L’article a été publié aujourd’hui dans Atmospheric Chemistry and Physics et peut être consulté ici :
https://doi.org/10.5194/acp-23-9071-2023
Une approche à trois niveaux de la détection du méthane
La détection des émissions de méthane repose généralement sur Copernicus Sentinel-5P. Ce n'est que récemment que les scientifiques ont commencé à surveiller les émissions de méthane depuis l'espace en utilisant une combinaison de données provenant de plusieurs satellites, y compris les capacités combinées des satellites Copernicus Sentinel-5P et Sentinel-2.
Ces outils spatiaux de haute technologie fonctionnent ensemble pour surveiller et évaluer les émissions de méthane à l’échelle mondiale, permettant aux chercheurs non seulement de détecter la présence de méthane, mais également de localiser et de quantifier avec précision les émissions.
Sentinel-5P, qui couvre quotidiennement le globe, est connu pour ses mesures de méthane de haute précision et peut détecter les fuites de méthane partout sur Terre. Cependant, il y a un problème. La résolution spatiale est relativement faible, seulement 7 × 5,5 kilomètres. Cela signifie qu’il peut identifier la présence de méthane mais ne peut pas en localiser la source.
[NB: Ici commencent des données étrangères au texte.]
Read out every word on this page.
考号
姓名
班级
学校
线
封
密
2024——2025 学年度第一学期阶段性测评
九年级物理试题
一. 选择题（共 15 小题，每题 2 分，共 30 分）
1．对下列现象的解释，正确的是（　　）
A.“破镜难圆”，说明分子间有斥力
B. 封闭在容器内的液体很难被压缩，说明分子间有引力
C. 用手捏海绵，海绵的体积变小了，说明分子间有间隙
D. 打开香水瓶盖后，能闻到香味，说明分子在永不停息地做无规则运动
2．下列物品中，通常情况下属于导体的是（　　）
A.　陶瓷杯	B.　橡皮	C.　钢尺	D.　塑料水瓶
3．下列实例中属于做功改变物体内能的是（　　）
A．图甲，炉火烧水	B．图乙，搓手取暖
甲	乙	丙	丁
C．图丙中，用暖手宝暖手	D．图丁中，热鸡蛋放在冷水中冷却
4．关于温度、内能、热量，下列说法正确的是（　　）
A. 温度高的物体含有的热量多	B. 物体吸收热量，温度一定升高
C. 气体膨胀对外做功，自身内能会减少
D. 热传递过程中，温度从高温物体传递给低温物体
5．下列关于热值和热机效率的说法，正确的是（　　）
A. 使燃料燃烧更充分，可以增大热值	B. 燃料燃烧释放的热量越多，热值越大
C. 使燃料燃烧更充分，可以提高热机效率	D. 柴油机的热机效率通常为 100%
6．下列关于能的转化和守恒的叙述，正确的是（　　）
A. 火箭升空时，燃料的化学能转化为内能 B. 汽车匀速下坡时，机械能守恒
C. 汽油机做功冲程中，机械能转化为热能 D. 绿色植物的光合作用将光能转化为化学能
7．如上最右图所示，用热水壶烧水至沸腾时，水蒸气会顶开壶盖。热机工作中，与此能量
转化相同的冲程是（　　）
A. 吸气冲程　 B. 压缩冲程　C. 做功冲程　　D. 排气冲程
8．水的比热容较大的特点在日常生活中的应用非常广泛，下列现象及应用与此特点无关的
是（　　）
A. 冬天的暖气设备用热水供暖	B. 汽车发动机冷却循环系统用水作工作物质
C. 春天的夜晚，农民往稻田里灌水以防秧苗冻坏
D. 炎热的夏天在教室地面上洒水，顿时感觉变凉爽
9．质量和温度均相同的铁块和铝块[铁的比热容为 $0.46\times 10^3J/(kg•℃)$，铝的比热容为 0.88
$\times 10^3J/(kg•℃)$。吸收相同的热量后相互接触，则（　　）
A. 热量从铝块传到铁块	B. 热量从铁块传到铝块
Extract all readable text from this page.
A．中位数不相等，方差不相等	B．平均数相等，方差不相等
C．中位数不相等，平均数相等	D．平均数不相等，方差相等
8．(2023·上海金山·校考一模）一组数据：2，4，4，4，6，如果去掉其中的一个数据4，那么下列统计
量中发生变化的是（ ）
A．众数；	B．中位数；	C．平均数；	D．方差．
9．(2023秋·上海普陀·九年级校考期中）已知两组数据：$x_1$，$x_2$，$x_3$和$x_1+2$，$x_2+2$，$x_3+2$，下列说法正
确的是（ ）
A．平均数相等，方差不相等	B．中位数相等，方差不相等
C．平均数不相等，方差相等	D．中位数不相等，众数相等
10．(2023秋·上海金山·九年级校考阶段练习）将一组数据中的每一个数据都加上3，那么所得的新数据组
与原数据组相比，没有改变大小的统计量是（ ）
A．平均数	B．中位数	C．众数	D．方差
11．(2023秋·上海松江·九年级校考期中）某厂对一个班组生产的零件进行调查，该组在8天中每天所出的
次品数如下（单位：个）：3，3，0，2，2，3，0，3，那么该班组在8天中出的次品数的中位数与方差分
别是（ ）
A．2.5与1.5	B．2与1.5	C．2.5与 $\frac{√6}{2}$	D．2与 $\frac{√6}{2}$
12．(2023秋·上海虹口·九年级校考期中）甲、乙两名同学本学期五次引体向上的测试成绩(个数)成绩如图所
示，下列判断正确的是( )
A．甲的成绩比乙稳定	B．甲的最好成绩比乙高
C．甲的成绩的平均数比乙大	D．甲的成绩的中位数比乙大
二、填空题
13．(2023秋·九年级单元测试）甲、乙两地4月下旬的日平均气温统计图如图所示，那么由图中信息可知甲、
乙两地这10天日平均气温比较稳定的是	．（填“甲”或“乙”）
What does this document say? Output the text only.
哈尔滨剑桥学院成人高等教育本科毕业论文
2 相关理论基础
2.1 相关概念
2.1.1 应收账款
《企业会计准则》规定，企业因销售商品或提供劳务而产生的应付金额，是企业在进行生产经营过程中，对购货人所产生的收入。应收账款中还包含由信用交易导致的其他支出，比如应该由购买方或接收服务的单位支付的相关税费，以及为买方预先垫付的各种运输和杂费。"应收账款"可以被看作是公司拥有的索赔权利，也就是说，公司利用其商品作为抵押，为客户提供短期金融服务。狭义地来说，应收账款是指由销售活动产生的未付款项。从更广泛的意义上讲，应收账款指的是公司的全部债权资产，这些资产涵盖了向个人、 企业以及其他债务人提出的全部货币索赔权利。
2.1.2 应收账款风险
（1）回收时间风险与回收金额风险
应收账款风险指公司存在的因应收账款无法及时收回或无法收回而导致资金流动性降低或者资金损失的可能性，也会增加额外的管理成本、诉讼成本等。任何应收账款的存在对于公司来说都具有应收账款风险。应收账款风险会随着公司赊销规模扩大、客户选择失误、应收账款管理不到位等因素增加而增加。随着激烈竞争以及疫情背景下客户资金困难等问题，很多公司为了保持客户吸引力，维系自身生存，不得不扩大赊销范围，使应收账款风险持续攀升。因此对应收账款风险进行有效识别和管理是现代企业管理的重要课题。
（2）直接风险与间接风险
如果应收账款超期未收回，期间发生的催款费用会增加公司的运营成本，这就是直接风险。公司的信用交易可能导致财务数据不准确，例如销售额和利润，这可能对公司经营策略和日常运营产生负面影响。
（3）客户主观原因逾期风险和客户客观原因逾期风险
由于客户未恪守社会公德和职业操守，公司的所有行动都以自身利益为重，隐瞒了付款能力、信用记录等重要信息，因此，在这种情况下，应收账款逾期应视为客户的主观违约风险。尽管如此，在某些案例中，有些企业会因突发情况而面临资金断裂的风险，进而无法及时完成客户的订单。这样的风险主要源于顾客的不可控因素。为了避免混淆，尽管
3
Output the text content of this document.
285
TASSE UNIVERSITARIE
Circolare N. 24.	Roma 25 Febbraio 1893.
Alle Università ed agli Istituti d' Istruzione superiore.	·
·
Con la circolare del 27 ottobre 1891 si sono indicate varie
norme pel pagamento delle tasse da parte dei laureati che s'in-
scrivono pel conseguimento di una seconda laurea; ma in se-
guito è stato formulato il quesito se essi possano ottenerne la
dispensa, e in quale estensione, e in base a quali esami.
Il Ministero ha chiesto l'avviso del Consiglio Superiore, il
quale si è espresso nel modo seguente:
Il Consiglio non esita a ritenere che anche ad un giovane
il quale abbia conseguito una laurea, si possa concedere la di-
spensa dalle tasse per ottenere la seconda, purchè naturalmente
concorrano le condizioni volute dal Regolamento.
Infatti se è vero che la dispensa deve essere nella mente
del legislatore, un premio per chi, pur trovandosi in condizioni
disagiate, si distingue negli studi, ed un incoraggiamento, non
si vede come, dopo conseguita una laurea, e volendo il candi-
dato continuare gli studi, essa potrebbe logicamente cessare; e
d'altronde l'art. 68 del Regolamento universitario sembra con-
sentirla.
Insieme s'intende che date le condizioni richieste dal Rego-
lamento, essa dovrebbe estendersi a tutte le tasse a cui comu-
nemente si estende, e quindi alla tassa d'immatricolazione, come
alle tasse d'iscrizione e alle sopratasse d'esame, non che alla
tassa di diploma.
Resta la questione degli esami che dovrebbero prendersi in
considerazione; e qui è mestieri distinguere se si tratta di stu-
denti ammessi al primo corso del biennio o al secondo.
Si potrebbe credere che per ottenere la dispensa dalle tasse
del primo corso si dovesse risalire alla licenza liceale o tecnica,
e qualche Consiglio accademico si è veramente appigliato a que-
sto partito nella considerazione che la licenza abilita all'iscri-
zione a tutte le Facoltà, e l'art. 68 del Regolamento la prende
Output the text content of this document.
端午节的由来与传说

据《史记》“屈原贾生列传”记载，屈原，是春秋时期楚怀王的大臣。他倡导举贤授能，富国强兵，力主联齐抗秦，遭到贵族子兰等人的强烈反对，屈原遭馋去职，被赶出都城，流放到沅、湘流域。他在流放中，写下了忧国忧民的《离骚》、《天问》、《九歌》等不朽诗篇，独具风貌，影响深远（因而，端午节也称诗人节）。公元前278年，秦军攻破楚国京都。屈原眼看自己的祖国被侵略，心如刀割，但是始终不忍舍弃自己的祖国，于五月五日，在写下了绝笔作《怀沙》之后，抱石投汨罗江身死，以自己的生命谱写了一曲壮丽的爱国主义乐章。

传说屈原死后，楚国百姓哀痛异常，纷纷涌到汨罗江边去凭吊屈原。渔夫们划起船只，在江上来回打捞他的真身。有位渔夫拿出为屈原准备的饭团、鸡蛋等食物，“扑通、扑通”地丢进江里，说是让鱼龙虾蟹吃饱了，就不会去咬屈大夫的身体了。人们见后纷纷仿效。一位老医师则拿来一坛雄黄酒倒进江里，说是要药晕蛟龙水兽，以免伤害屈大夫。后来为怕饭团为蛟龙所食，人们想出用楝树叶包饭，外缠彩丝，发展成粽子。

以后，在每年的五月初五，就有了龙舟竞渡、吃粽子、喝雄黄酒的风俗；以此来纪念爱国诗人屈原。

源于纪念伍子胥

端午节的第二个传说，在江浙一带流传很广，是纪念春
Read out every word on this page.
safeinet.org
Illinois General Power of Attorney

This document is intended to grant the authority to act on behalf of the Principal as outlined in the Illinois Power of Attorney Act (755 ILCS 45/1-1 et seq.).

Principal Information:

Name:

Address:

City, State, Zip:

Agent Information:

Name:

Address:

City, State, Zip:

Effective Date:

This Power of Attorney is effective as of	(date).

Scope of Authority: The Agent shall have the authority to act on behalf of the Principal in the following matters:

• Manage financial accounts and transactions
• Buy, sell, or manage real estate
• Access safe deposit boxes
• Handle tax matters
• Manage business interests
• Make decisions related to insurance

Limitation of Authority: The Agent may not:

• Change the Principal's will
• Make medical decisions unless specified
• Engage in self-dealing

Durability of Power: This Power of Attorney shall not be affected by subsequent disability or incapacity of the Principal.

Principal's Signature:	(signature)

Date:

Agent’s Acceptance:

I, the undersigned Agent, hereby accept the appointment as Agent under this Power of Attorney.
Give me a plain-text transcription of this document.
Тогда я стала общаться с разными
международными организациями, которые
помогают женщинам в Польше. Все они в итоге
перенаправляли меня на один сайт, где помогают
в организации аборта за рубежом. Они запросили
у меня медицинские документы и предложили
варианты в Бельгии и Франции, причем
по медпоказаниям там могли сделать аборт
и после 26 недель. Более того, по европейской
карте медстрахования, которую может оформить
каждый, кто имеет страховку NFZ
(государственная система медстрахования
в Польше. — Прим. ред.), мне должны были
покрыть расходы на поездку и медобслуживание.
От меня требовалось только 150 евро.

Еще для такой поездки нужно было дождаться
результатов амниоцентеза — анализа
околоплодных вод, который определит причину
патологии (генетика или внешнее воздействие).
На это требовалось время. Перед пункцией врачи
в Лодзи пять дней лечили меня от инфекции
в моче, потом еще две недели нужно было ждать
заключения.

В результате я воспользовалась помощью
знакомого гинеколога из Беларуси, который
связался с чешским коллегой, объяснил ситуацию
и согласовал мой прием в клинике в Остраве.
Le satellite Sentinel-2, quant à lui, est équipé d'instruments multibandes qui ne sont pas conçus pour observer les concentrations de méthane mais peuvent identifier l'emplacement précis des fuites majeures de méthane (émettant plus d'une tonne par heure) avec une résolution allant jusqu'à 20 mètres.
Alors qu’en est-il de la mission Sentinel-3 ? Les satellites sont équipés de radiomètres multibandes capables d'observer les bandes infrarouges à ondes courtes sensibles aux concentrations de méthane. Ces satellites assurent une couverture mondiale quotidienne avec une résolution en pixels au sol de 500 mètres.
Dans un article récent publié dans Remote Sensing of Environment, les chercheurs du SRON ont découvert que le satellite Sentinel-3 peut obtenir des valeurs d'amélioration du méthane à partir de ses mesures dans la bande infrarouge à ondes courtes. De manière impressionnante, il a été capable de détecter des fuites maximales de méthane d'au moins 10 tonnes par heure chaque jour, en fonction de facteurs tels que l'emplacement et les conditions de vent. Cela lui confère une position unique pour identifier et surveiller les fuites de méthane.